The ability to detect and match features across multiple views of a scene is a crucial first step in many computer vision
algorithms for dynamic scene analysis. State-of-the-art methods such as SIFT and SURF perform successfully when
applied to typical images taken by a digital camera or camcorder. However, these methods often fail to generate an
acceptable number of features when applied to medical images, because such images usually contain large homogeneous
regions with little color and intensity variation. As a result, tasks like image registration and 3D structure recovery
become difficult or impossible in the medical domain.

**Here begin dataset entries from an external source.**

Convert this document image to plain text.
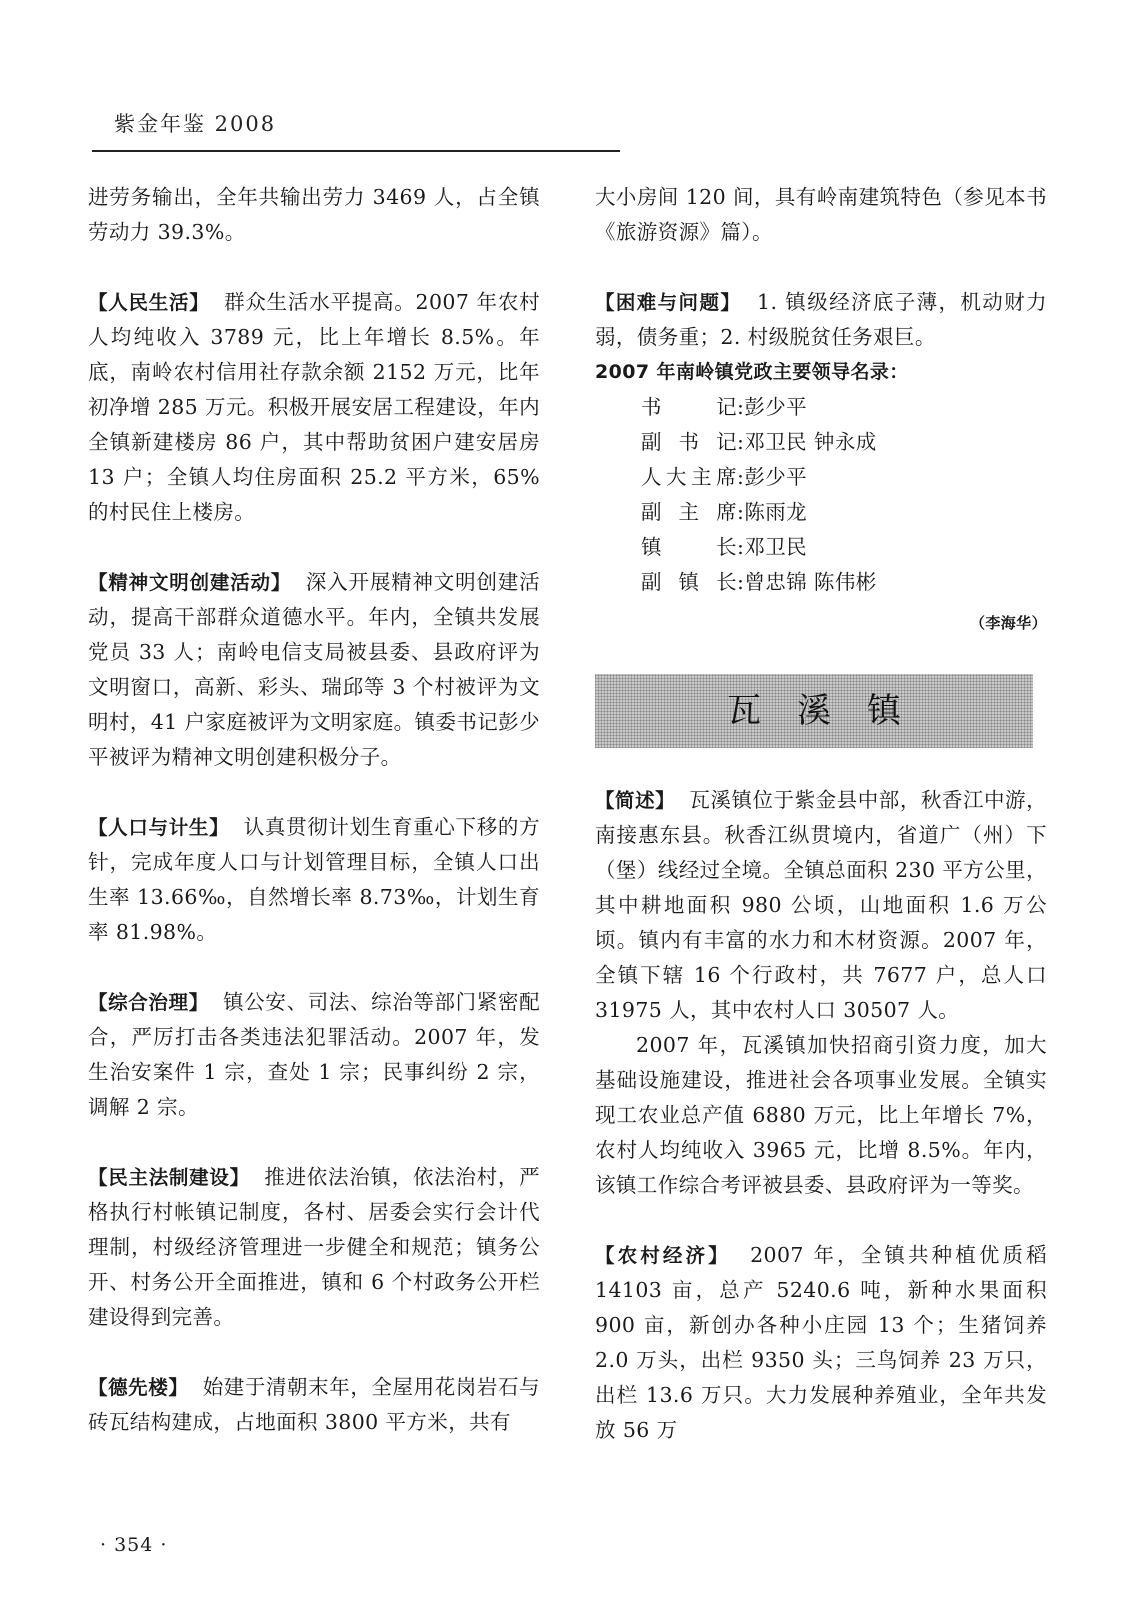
紫金年鉴 2008

进劳务输出，全年共输出劳力 3469 人，占全镇劳动力 39.3%。

【人民生活】 群众生活水平提高。2007 年农村人均纯收入 3789 元，比上年增长 8.5%。年底，南岭农村信用社存款余额 2152 万元，比年初净增 285 万元。积极开展安居工程建设，年内全镇新建楼房 86 户，其中帮助贫困户建安居房 13 户；全镇人均住房面积 25.2 平方米，65%的村民住上楼房。

【精神文明创建活动】 深入开展精神文明创建活动，提高干部群众道德水平。年内，全镇共发展党员 33 人；南岭电信支局被县委、县政府评为文明窗口，高新、彩头、瑞邱等 3 个村被评为文明村，41 户家庭被评为文明家庭。镇委书记彭少平被评为精神文明创建积极分子。

【人口与计生】 认真贯彻计划生育重心下移的方针，完成年度人口与计划管理目标，全镇人口出生率 13.66‰，自然增长率 8.73‰，计划生育率 81.98%。

【综合治理】 镇公安、司法、综治等部门紧密配合，严厉打击各类违法犯罪活动。2007 年，发生治安案件 1 宗，查处 1 宗；民事纠纷 2 宗，调解 2 宗。

【民主法制建设】 推进依法治镇，依法治村，严格执行村帐镇记制度，各村、居委会实行会计代理制，村级经济管理进一步健全和规范；镇务公开、村务公开全面推进，镇和 6 个村政务公开栏建设得到完善。

【德先楼】 始建于清朝末年，全屋用花岗岩石与砖瓦结构建成，占地面积 3800 平方米，共有

大小房间 120 间，具有岭南建筑特色（参见本书《旅游资源》篇）。

【困难与问题】 1. 镇级经济底子薄，机动财力弱，债务重；2. 村级脱贫任务艰巨。

2007 年南岭镇党政主要领导名录：

书	记 : 彭少平
副 书 记 : 邓卫民 钟永成
人 大 主 席 : 彭少平
副 主 席 : 陈雨龙
镇	长 : 邓卫民
副 镇 长 : 曾忠锦 陈伟彬
（李海华）
瓦溪镇

【简述】 瓦溪镇位于紫金县中部，秋香江中游，南接惠东县。秋香江纵贯境内，省道广（州）下（堡）线经过全境。全镇总面积 230 平方公里，其中耕地面积 980 公顷，山地面积 1.6 万公顷。镇内有丰富的水力和木材资源。2007 年，全镇下辖 16 个行政村，共 7677 户，总人口 31975 人，其中农村人口 30507 人。

2007 年，瓦溪镇加快招商引资力度，加大基础设施建设，推进社会各项事业发展。全镇实现工农业总产值 6880 万元，比上年增长 7%，农村人均纯收入 3965 元，比增 8.5%。年内，该镇工作综合考评被县委、县政府评为一等奖。

【农村经济】 2007 年，全镇共种植优质稻 14103 亩，总产 5240.6 吨，新种水果面积 900 亩，新创办各种小庄园 13 个；生猪饲养 2.0 万头，出栏 9350 头；三鸟饲养 23 万只，出栏 13.6 万只。大力发展种养殖业，全年共发放 56 万

· 354 ·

This paper presents a scale, rotation and color/illumination invariant feature detector and descriptor for medical
applications. The method incorporates elements of SIFT and SURF while optimizing their performance on medical data.
Based on experiments with various types of medical images, we combined, adjusted, and built on methods and
parameter settings employed in both algorithms. An approximate Hessian based detector is used to locate scale invariant
keypoints and a dominant orientation is assigned to each keypoint using a gradient orientation histogram, providing
rotation invariance. Finally, keypoints are described with an orientation-normalized distribution of gradient responses at
the assigned scale, and the feature vector is normalized for contrast invariance. Experiments show that the algorithm
detects and matches far more features than SIFT and SURF on medical images, with similar error levels.